Ternyata beliau menerima tawaran itu, lalu beliau meneui paman-pamannya untuk memohon restu. Kemudian paman-paman beliau menemui paman-paman Khadijah untuk mengajukan lamaran. Setelah semua dianggap beres, maka perkawinan siap dilaksanakan.
Dua bulan sepulang dari Syam, Bani Hasyim dan para pemuka Bani Mudhar menjadi saksi pernikahan agung itu. Dengan mas kawin dua puluh ekor unta muda, Muhammad menikahi Khadijah seorang perempuan terpandang, cantik, pandai, dan juga kaya.
Demikian Syaikh Shafiyurrahman Al-Mubarakfury menjelaskan pernikahan Muhammad dengan Khadijah dalam kitab siroh yang terkenal Ar-Rohiqul Makhtum.
Rasa itu tersimpan cukup lama dihati seorang pemuda bernama Ali bin Abi Thalib. Rasa yang muncul pertama kali saat Ali melihat Fathimah membersihkan luka sang ayah dengan penuh kasih sepulang sang ayah dari medan perang.
Remuk redam hati Ali saat ia tahu satu demi satu pemuka sahabat mengajukan lamaran kepada Rasulullah untuk menikahi putrinya.
Namun hati Ali kembali berbunga saat jawaban yang diberikan Rasulullah selalu saja “Dia (Fathimah) masih kecil.”

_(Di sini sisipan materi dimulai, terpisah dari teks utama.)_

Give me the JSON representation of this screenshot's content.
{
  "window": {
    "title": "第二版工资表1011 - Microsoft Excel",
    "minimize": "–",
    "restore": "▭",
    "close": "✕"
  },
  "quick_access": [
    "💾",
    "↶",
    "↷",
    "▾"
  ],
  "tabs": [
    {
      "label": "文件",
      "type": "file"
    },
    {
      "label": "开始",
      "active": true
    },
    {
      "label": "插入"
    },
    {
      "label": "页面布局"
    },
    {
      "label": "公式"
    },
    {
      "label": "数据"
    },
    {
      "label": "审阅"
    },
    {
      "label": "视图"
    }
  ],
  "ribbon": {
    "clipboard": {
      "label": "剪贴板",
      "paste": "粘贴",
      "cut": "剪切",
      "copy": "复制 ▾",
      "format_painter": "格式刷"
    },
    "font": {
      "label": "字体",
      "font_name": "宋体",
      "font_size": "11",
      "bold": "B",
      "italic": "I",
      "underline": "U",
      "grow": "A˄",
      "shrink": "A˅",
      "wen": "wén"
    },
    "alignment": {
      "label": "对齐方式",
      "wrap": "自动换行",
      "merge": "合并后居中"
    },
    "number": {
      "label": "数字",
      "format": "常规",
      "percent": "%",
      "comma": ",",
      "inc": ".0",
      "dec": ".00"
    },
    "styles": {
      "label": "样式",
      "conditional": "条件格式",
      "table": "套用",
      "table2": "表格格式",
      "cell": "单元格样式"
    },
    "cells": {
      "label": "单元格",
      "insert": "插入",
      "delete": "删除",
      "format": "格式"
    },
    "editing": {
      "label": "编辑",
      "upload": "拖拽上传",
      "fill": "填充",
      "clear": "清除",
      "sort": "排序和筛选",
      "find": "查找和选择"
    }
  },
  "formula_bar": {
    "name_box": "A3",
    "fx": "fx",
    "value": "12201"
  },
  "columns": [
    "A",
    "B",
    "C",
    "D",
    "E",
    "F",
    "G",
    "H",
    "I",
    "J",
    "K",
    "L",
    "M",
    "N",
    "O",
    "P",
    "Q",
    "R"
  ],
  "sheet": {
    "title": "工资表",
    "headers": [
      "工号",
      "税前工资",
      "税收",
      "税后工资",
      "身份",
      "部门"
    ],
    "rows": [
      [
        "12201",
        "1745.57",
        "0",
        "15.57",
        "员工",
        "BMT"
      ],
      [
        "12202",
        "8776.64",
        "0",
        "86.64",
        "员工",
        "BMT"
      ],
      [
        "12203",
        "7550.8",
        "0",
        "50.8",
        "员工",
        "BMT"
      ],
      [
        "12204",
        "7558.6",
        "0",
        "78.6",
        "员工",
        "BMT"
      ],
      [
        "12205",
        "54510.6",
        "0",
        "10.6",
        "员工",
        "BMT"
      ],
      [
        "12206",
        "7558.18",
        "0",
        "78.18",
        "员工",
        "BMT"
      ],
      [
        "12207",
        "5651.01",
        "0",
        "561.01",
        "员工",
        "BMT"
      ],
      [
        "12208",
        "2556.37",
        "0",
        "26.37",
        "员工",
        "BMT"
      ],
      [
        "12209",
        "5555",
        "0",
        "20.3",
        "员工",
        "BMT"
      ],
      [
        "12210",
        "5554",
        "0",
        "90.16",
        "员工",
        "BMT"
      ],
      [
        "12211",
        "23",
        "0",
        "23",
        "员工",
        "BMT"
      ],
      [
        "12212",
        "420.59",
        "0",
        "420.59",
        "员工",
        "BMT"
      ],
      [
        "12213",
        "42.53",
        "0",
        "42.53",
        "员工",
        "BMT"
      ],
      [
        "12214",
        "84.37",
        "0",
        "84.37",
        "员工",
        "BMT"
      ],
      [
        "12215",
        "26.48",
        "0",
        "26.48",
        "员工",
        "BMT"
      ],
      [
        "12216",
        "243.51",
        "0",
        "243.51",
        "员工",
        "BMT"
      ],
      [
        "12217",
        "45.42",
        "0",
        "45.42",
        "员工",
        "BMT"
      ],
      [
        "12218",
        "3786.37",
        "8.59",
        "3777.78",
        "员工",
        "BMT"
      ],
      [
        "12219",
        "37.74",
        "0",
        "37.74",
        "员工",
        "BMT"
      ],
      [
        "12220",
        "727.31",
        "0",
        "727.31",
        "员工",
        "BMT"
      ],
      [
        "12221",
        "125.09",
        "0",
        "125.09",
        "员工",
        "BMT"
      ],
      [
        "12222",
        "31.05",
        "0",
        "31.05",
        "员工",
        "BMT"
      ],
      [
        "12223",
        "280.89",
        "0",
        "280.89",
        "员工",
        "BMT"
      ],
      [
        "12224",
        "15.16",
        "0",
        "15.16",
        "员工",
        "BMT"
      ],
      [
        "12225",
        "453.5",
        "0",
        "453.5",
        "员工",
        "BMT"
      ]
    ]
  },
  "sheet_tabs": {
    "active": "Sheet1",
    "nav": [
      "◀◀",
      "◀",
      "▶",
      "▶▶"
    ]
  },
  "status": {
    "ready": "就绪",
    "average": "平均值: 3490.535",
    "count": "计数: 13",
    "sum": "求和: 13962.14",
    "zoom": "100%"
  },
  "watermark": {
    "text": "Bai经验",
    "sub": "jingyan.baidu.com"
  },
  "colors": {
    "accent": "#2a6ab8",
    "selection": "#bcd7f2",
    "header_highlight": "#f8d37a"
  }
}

Bunga-bunga di hati Ali tak kunjung bertambah karena ia tidak memiliki keberanian untuk mengajukan lamaran kepada Rasul mulia.
Hingga suatu hari Abu Bakar RA mendatanginya dan menanyakan mengapa ia tidak mengajukan lamaran kepada Fathimah putri Rasulullah SAW. Antara bahagia karena Abu Bakar begitu kuat mendorongnya untuk menikah dan tidak percaya diri karena tidak memiliki apa-apa, Ali mengambil sebuah keputusan berani. Ya…ia akan menemui Rasulullah SAW.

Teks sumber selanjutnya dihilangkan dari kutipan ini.